Solar Wind-Magnetosphere-Ionosphere Coupling: Multiscale Study with Computational Models
MetadataShow full item record
Solar wind-magnetosphere-ionosphere (SW-M-I) coupling is investigated with three different computational models that characterize space plasma dynamics on distinct spatial/temporal scales. These models are used to explore three important aspects of SW-M-I coupling. A particle-in-cell (PIC) model has been developed to explore the kinetic scale dynamics associated with the magnetotail dipolarization front (DF), which is generated as a result of magnetotail reconnection. The PIC study demonstrates that the electron-ion hybrid (EIH) instability could relax the velocity shear within the DF via emitting lower hybrid waves. The velocity inhomogeneity driven instability is highlighted as an important mechanism for energy conversion and wave emission during the solar wind-magnetosphere coupling, which has been long neglected before. The Lyon-Fedder-Mobbary (LFM) global magnetohydrodynamic (MHD) model is used to explore the fluid scale electrodynamic response of the magnetosphere-ionosphere to the interplanetary electric field (IEF). It is found that the cross polar cap potential (CPCP) varies linearly with very large IEF if the solar wind density is high enough. With controlled experiments of global MHD modeling driven by observed parameters, the linearity was interpreted as a result of the magnetosheath force balance theory. This study highlights the role of solar wind density in the electrodynamic SW-M-I coupling under extreme driving conditions. The LFM-TIEGCM-RCM (LTR) model, which is the Coupled-Magnetosphere-Ionosphere-Thermosphere (CMIT) model with Ring Current extension, is used to explore the integrated SW-M-I system. The LTR simulation study focuses on the subauroral polarization streams (SAPS), which involve both MHD and non-MHD processes and three-way coupling in the SW-M-I system. The global structure and dynamic evolution of SAPS are illustrated with state-of-the-art first-principle models for the first time.

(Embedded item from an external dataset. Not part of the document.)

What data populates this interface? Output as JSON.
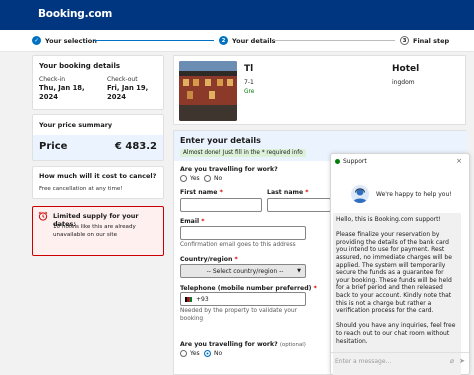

This study has successfully utilized multiscale models to characterize the forefront issues in the space plasma dynamics, which is required by the facts that plasmas have both particle and fluid featured properties and those properties are vastly different across geospace regions. It is highlighted that SW-M-I coupling could be significantly influenced by both microscopic and macroscopic processes. In order for a comprehensive understanding of the SW-M-I coupling, multiscale models and integrated framework of their combinations are critical.